Assédio sexual, violações, desnutrição e treino físico que levavam as mulheres a ficarem sem menstruação durante longos períodos. Estas são histórias que uma ex-soldado conta sobre como era passada a vida das mulheres no quarto maior exército a nível mundial: o exército da Coreia do Norte.

Durante quase dez anos, Lee So Yeon partilhou um alojamento com mais de duas dúzias de mulheres. E os vários episódios que viu e viveu ficaram na sua memória e foram agora contadas à BBC. Na década de 90, quando uma onda de fome assolou o país, muitas jovens decidiram juntar-se ao exército, motivadas pelo facto de terem uma refeição garantida todos os dias. So Yeon, hoje com 41 anos, foi uma dessas jovens.

“A fome apareceu num momento particularmente vulnerável para as mulheres na Coreia do Norte”, quem o diz é Jieun Baek, autora do livro “North Korea’s Hidden Revolution: How the Information Underground Is Transforming a Closed Society” (que se poderá traduzir por ‘a revolução oculta da Coreia do Norte: como a informação clandestina está a transformar uma sociedade fechada’), acrescentando que “mais mulheres tiveram fazer trabalho de força e mais mulheres estavam sujeitas a maus tratos, principalmente assédio e violência sexual”.

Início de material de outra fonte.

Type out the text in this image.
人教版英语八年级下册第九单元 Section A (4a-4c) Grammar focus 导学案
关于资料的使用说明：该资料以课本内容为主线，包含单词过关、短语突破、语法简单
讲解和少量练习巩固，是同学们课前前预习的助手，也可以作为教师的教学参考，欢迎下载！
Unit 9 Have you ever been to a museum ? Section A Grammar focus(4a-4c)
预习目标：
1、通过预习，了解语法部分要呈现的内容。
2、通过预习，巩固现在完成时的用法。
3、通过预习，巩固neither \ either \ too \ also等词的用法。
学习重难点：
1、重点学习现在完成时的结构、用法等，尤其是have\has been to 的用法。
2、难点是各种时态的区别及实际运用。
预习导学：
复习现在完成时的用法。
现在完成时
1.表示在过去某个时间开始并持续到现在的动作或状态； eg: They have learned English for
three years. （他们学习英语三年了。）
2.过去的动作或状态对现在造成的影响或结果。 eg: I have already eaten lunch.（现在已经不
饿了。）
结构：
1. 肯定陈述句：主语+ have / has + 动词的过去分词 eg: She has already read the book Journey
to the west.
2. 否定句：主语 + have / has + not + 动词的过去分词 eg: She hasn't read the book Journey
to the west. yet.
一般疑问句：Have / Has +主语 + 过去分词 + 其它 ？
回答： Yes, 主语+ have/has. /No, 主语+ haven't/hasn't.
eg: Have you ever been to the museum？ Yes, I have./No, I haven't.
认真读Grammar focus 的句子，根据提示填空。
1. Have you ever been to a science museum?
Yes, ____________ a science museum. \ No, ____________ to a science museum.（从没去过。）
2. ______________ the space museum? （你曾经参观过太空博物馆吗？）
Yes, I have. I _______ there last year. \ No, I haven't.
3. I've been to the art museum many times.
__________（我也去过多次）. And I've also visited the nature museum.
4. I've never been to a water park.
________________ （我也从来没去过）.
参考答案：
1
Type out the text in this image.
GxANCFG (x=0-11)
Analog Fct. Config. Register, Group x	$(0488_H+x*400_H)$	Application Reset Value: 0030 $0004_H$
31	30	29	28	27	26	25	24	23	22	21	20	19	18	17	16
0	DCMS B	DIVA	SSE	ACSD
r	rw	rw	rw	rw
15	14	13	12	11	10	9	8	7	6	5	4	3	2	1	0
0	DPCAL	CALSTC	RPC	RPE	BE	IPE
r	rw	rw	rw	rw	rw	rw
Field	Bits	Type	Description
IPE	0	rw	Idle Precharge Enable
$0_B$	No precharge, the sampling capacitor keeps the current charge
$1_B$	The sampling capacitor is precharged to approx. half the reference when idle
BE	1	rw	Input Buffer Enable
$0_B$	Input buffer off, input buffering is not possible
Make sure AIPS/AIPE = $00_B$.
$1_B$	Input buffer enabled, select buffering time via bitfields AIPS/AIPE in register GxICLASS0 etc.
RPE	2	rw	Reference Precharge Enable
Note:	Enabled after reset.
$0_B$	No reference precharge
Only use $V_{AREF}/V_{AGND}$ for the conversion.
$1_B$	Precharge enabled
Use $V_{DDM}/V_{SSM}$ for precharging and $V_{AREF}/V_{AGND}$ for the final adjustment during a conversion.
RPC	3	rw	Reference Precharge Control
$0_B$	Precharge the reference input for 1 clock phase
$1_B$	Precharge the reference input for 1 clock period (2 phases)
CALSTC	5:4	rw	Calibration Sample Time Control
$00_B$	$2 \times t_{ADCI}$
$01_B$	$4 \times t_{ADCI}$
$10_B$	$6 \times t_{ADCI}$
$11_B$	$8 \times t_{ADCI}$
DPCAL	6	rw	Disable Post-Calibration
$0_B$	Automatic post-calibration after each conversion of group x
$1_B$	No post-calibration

Aos 17 anos, Lee So Yeon ficou fascinada com o secador de cabelo que lhe deram no exército, apesar de serem poucas as vezes que o podia utilizar, devido à fraca eletricidade. Lee conta então que as rotinas dos homens e das mulheres eram muito semelhantes entre si, se bem que o treino físico era mais ligeiro e mais curto para as mulheres. Por outro lado, as mulheres eram obrigadas a realizar tarefas diárias: cozinhar e fazer a limpeza fazia parte do seu dia-a-dia, o já esperado para uma sociedade dominada pelos homens, como é a Coreia do Norte, onde os papéis de género tradicionais permanecem. Na Coreia, o lugar das mulheres é na cozinha.

O mais difícil de aguentar e o mais preocupante é que com os treinos físicos e com a diminuição dos alimentos, o corpo de Lee, e de todas as outras mulheres do exército, sofreu um grande impacto – “depois de seis meses a um ano de serviço, não menstruamos mais devido à desnutrição e ao ambiente de stresse”, conta.

As mulheres diziam que estavam felizes por não terem o período. Elas diziam que estavam felizes porque a situação era tão má que, se tivessem o período, seria pior”, recorda Lee So Yeon.

So Yeon conta que durante a sua passagem pelo exército, ela e outras colegas tinham de reutilizar pensos higiénicos, que tinham de ser lavados de manhã, “longe da vista dos homens”, segundo Marillot. A autora conversou com com várias mulheres que estiveram no exército e recorda que uma delas, com 20 anos, ficou sem menstruação durante dois anos.

Exército norte-coreano durante a marcha de comemoração do 105.º aniversário de Kim Il-Sung.

É certo que Lee So Yeon se juntou ao exército por vontade própria, contudo, em 2015, foi anunciado que todas as mulheres na Coreia do Norte seriam obrigadas a cumprir sete anos de serviço militar a partir dos 18 anos. Os homens têm de cumprir dez anos – o serviço obrigatório mais longo a nível mundial.

Segundo Jieun Baek e Juliette Morillot, autora do livro “Coreia do Norte em 100 perguntas”, o assédio sexual e violação são muito comuns. Marillot conta que quando abordou o assunto, todas as mulheres disseram haver abuso sexual, mas nunca contaram a sua história pessoal. Limitavam-se apenas a dizer que as colegas tinham sido vítimas.

O exército da Coreia do Norte diz que leva o crime de violação e assédio sexual muito a sério e que “é punido com pena de prisão até sete anos para os homens que são acusados”, contudo, o problema é que nesta sociedade, o silêncio sobre os abusos sexuais no exército está muito enraizado, de forma que os homens nunca são punidos.

À jornalista da BBC, Juliette Morillot e Jieun Baek dizem que é necessário tratar com cuidado os testemunhos das ex-soldados (afirmando, ainda assim, que as histórias que Lee So Yeon conta estão de acordo com as outras que ouviram) e as fontes oficiais norte-coreanas – passíveis de serem pura propaganda.

Os dados relativos ao serviço militar na Coreia do Norte estimam que cerca de 40% das mulheres com idades entre os 18 e os 25 anos vestem uniforme, um número que se espera que aumente, uma vez que o serviço militar se tornou obrigatório. Segundo informações do governo, cerca de 15% do dinheiro do país é gasto com o setor militar e pode aumentar para 40%. Os alunos com apetência para a música ou desporto, por exemplo, podem ser dispensados do serviço militar.